CONTO QUINTO

Lembrava-se! Como poderia recordar a manhã pronunciada no desconhecido senão pelo esquecimento.

Lembrava-se de percorrer em silêncio as ruas de uma cidade a sul, imerso na recordação do mercado, do pavimento irregular da calçada, da azáfama das pessoas e das mercadorias. Lembrava-se! viajara ao encontro do ancião e encontrara-o no pátio da casa quando uma mulher de velha idade e de feições indígenas lhe abrira a porta.

É verdade que sempre se afligia quando estava diante daquela figura enigmática, e supunha que não seria diferente desta vez. Na sombra da latada esbatida sob o sol, impressionavase ao olhar a fisionomia do ancião alterada por imagens que reverberavam perdidas da antiguidade. Com respiração parca e levemente acelerada, não quis atribuir importância ao puzzle criado pelas sombras e afetado pela imaginação. Ademais, duvidava do espectro e aprazava-se por rever o anfitrião, que o abraçava com um rasgado e efusivo sorriso de boasvindas. Conversaram acerca de trivialidades, da longa viagem. Depois o diálogo contemplou outros temas, cuja razão o viajante não podia divisar. Falaram sobre o que o homem de idade indeterminada designou por domínio da consciência. Houve, adrede, um silêncio: O grande feito é atingir a liberdade total, antes de ser uma consciência desencarnada dirigindo-se para o incognoscível. Ficava a impressão de que o velho homem escolhera as palavras antes de retomar a conversa a fim de produzir uma tensão. E pousando-lhe sobre o ombro a mão, convidou-o a dar um passeio.
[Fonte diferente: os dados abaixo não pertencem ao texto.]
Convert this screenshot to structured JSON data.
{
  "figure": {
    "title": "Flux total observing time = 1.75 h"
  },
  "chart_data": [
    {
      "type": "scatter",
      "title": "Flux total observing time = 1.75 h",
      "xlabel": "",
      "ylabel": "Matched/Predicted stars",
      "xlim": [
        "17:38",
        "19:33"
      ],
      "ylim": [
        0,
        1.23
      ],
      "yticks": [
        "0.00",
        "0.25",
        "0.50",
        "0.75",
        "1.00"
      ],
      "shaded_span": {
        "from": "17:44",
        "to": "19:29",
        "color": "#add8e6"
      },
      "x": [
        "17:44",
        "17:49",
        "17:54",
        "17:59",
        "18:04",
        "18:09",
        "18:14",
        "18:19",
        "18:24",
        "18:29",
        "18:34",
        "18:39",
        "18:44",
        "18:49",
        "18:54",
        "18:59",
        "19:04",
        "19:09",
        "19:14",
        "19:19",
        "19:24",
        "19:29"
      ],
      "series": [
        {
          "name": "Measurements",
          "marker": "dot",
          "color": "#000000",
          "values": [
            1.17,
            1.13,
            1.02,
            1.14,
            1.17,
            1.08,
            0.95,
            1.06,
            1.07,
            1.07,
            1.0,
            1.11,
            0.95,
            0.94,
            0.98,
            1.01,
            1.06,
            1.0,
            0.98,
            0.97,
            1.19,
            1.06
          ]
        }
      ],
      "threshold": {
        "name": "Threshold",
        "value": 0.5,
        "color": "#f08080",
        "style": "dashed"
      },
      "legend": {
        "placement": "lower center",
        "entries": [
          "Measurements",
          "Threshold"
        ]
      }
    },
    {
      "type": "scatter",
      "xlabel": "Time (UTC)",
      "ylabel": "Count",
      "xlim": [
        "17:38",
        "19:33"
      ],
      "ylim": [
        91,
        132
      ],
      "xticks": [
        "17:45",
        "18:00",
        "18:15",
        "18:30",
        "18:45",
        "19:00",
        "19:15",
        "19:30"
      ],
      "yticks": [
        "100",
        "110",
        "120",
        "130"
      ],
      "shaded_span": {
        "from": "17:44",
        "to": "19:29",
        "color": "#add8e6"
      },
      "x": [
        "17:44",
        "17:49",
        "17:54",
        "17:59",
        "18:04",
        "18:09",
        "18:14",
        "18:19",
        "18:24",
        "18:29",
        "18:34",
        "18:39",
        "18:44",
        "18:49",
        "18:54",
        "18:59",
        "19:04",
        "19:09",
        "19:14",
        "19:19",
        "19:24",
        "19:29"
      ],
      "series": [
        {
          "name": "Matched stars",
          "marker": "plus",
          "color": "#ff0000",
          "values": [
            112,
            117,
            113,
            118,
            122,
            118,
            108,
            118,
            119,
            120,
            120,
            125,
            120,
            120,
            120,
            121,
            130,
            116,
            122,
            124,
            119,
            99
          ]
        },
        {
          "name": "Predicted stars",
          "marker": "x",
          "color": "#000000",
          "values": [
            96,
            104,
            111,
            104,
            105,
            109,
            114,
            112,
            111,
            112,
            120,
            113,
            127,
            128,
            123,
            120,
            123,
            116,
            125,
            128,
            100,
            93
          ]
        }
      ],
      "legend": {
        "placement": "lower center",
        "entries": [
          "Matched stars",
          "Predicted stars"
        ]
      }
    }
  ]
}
No caminho, o ancião observava, como se fosse a última vez, os rostos dos transeuntes e detinha-se defronte das lojas, dos candeeiros públicos, das casas. Numa alameda, atentava a cada pormenor: o reboco dos muros e das paredes, os líquenes, os tons verde-escuros, os de cor de bolor e as pedras descarnadas pelo tempo. A dado instante, dirigiu-se-lhe: … nesta cidade tudo é possível acontecer! e sorriu. Como jovem aprendiz, reconhecia aquele olhar, aquele sorriso. Inúmeras vezes, deparara-se com circunstâncias análogas. Apoderava-se dele uma estranha sensação: incorria no íntimo a certeza de acontecer algo imprevisível, e sentia-se desconfortável. Numa rua, pararam perpendicularmente a um antigo casarão. O de mais idade não deixava de olhar tudo ao redor: contemplava a araucária, os plátanos, os cedros, e deteve-se na velha nespereira com as poucas folhas que restavam, tombadas sobre si próprias como lágrimas. O jovem, para quem bastava um olhar, um sorriso ou uma palavra do decano para o estado emocional mudar radicalmente, permitiu que uma lágrima lhe escorregasse pelo rosto, e sentindo de antemão uma melancolia que o comoveu pressentiu que a imagem da velha nespereira seria apenas sua. Primeiro supôs sentir-se triste, mas de imediato compreendeu uma sensação mais profunda e distante, tão cavada quanto a solidão.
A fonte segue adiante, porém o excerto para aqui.